Le jeune homme fut submergé par le soulagement lorsqu’il atteint la porte de ses appartements. Auparavant, ils étaient occupés par Victoria qui venait de démissionner pour des problèmes de santé, mais aussi pour profiter de ses enfants qui souffraient eux aussi de la maladie, comme Cassandra. Il verrouilla la porte sans trop savoir pourquoi. Cela ne l’embêtait pas d’être dérangé pourtant. Il soupira et se passa une main dans ses cheveux en se souvenant que son portable était posé sur la table de chevet. Lorsqu’il franchit les portes de sa chambre et qu’il avança de quelques pas, des bras vinrent le serrer contre un autre corps. Un sourire se dessina sur le visage du jeune homme qui se retourna pour voir Fred.

— Tu squattes encore ma chambre on dirait bien, murmura le plus jeune homme en encadrant le visage de son petit-ami avec ses mains.

— Ce n’est pas comme si je ne recevais jamais d’invitation, déclara-t-il, front contre front. Cela a été, avec Cassandra ?

— Elle pense que cela serait mieux que moi et Liam ne venions pas et que tu prennes notre place. Elle pense que c’est mieux. Elle s’est endormie.

— Je peux prendre ta place si tu veux… même si je ne sais pas vraiment ce que je pourrais lui raconter pendant le temps où elle ne dort pas.
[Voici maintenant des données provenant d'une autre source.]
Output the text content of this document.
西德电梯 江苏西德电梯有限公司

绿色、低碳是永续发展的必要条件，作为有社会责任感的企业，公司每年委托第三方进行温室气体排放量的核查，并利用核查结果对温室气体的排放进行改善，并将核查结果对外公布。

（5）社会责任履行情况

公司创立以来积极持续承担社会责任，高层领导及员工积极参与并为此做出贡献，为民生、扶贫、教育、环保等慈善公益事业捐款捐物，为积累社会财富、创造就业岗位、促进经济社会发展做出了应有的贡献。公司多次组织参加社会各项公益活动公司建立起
Kilian traçait des cercles sur les joues de Fred avec ses pouces puis se dégagea pour s’asseoir sur le lit, le tenant par une main. L’autre adolescent se laissa tomber à ses côtés. Épaule contre épaule. Kilian posa sa tête sur celle de Fred qui commençait à enfouir ses mains dans sa chevelure blonde. Cela faisait du bien à Kilian.

— Ne t’inquiète pas. Même si elle dit cela, je sais qu’elle ne le pense pas vraiment. Elle ne veut juste pas voir qu’on a de la peine pour elle. Mais on doit être là pour la soutenir. On doit montrer que quoiqu’il arrive, elle reste notre amie.

— Alors je devrais passer la voir de temps en temps.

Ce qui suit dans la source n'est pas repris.